Le client peut-il alors rester sur sa faim, espérant des solutions plus immédiates ? Probablement, un temps, jusqu’à entendre Socrate et son « Connais-toi toi-même ». La leçon du philosophe grec, Sabine Girard la revisite, sans s’interdire de soumettre « des pistes » : « La solution est en chacun de nous. Mais nos habitudes, nos croyances et nos perceptions aboutissent à une pensée focalisée sur un mode de fonctionnement, et de manière involontaire, nous occultons d’autres possibilités de cheminement ou d’autres solutions. Le travail du thérapeute consiste à aider à révéler ces chemins ». À envisager un corps à cœur intime et tout en patience. Vianney Huguenot
Renseignements sur ses publications, formations (dont une en direction des aidants) et conférences (dont mardi 17 octobre à 18h30 : Traumatisme psychique et blessures de l’âme, inscription préalable) sur www.sgresilience.eu
sg.resilience@outlook.fr/06 70 32 50 61
» On ne s’improvise pas thérapeute «
Elle-même a subi des traumatismes, dont l’annonce bouleversante d’un cancer. Des épisodes de sa vie et un travail thérapeutique sur soi-même renforçant son empathie et le désir d’aider les autres à préparer un cheminement, à « se réparer, se libérer, se transformer pour être vivant, authentique et pétillant dans la vie ». Un état d’esprit l’a conduite vers ce métier, rallié « par passion et par intérêt pour l’être humain » : « Ma matière préférée, lorsque je préparais ma maîtrise d’histoire contemporaine à Metz, et lorsque j’enseignais, c’était l’histoire sociale, ce n’est pas un hasard ». Plus tard, pendant 25 ans, elle œuvre dans le monde de la formation professionnelle : « J’ai dans ma vie ce fil conducteur de la transmission et j’ai un parcours plutôt cohérent ». La passion et le goût ne font pas tout.
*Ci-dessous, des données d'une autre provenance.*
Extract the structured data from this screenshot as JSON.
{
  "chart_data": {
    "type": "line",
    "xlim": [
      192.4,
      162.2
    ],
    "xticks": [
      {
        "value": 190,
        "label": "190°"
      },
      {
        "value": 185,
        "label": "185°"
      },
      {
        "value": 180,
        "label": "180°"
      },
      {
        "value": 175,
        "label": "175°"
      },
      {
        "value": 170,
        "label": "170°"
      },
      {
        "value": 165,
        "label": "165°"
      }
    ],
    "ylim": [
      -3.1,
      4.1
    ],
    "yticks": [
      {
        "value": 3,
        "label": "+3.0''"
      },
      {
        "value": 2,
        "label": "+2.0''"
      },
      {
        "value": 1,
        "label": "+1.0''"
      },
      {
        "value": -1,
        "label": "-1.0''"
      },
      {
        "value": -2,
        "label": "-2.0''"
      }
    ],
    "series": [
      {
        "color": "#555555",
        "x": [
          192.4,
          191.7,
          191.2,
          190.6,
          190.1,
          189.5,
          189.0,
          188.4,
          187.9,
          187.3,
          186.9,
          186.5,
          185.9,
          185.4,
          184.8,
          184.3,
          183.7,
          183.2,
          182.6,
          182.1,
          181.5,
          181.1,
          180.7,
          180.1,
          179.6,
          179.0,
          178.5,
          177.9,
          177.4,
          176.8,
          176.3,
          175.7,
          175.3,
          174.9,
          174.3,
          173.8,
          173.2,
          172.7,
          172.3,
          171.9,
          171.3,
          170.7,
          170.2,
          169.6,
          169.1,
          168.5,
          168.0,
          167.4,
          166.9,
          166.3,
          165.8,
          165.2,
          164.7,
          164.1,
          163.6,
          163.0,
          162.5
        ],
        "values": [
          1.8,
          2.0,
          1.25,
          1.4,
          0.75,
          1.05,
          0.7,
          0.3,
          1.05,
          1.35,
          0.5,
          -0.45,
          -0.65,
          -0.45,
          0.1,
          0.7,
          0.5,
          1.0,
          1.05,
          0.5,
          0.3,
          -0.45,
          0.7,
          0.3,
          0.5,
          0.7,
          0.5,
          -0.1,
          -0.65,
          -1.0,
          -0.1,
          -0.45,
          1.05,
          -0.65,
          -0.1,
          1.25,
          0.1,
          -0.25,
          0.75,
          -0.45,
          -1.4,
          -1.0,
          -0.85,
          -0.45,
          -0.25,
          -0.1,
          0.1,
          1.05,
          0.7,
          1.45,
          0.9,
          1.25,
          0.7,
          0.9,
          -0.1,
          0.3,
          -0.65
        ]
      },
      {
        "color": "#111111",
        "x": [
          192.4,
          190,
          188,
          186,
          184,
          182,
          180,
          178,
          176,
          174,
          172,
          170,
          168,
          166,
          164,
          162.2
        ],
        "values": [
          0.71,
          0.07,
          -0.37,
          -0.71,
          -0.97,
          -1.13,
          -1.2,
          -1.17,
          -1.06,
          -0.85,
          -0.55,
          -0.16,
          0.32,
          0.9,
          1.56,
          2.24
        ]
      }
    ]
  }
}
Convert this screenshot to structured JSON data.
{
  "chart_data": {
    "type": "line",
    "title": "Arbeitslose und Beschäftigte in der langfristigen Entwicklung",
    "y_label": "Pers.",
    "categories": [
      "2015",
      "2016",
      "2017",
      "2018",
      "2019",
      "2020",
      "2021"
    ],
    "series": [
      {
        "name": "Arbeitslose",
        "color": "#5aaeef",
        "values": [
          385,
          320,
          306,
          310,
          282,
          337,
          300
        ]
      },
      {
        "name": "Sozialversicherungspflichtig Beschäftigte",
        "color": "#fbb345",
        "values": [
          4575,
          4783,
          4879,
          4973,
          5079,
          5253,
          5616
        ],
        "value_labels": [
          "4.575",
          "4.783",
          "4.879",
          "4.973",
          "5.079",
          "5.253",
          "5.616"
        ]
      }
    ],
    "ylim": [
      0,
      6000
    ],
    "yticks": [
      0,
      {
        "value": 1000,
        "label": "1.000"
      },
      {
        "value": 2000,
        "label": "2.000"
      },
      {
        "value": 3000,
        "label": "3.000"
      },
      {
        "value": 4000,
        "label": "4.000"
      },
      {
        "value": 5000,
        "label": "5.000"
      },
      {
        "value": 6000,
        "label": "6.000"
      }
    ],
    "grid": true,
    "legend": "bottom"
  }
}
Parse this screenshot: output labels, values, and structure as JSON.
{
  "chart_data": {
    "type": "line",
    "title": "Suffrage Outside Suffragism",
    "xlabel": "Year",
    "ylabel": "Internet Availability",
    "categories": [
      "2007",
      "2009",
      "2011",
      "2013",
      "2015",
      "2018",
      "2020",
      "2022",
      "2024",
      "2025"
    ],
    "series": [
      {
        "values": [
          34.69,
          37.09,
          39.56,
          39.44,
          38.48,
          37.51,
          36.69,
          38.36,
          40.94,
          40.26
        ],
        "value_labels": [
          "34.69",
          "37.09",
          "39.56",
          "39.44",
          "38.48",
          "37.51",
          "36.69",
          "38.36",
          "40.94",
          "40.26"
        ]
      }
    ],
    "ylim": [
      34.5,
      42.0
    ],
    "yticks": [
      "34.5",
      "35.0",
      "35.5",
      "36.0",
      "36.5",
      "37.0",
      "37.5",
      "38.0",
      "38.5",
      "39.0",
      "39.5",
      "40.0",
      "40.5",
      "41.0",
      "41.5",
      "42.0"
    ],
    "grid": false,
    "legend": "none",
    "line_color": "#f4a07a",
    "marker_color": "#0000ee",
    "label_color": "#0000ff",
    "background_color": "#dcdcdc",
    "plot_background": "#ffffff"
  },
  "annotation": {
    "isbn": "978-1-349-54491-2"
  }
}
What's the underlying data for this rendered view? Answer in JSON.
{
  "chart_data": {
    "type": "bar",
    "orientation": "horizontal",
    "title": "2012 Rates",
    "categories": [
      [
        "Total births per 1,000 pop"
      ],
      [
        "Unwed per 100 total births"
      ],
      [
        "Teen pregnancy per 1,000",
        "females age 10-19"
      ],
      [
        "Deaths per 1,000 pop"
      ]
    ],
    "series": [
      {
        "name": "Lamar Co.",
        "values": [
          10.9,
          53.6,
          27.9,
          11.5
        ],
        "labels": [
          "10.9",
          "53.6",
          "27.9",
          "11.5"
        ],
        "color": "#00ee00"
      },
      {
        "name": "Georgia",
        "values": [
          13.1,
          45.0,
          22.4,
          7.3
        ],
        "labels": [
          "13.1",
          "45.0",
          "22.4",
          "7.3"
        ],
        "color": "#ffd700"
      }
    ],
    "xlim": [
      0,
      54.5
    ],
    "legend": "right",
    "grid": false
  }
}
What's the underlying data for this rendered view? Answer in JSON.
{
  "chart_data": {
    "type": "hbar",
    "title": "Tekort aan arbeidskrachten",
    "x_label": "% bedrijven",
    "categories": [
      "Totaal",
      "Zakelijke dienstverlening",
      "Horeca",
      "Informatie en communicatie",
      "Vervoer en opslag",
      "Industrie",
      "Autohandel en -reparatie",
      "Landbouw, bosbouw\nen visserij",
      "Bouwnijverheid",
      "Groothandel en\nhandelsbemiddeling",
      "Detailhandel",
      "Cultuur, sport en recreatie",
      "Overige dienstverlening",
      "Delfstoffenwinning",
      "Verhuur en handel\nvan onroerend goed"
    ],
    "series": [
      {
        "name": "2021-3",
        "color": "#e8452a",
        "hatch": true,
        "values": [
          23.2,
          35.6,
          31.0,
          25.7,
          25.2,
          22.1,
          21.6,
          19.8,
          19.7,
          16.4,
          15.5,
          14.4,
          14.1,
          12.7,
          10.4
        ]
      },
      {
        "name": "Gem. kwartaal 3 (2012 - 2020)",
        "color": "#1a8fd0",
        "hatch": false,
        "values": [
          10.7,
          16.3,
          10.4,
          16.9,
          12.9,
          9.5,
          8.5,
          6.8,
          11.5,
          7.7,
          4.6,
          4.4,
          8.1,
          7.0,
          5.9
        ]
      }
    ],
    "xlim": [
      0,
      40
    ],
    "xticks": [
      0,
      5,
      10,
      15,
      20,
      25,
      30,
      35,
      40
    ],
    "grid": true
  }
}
Sabine Girard s’applique donc à suivre à nouveau des études supérieures et attraper les diplômes requis : « On ne s’improvise pas thérapeute dans le traumatisme et les violences. Quand vous avez affaire à des gens qui ont été malmenés et maltraités par la vie, il s’agit pour le thérapeute, sur ce sujet très sensible, de ne pas les malmener à nouveau, même de façon involontaire. Pour moi, il était donc impératif que je me forme. Je suis allée suivre un cursus universitaire en traumatologie et victimologie en Belgique ». Elle dévore des livres sur ses spécialités, « par curiosité intellectuelle et parce que dans nos métiers, on se forme tout le temps ». Elle s’accorde quelques concerts de parenthèses, avec le souci de couper avec son activité, de ne pas éponger en permanence la souffrance du monde. Au programme, littérature, jazz, théâtre, balades, dans une ville de Metz que l’Ardennaise de naissance « adore ».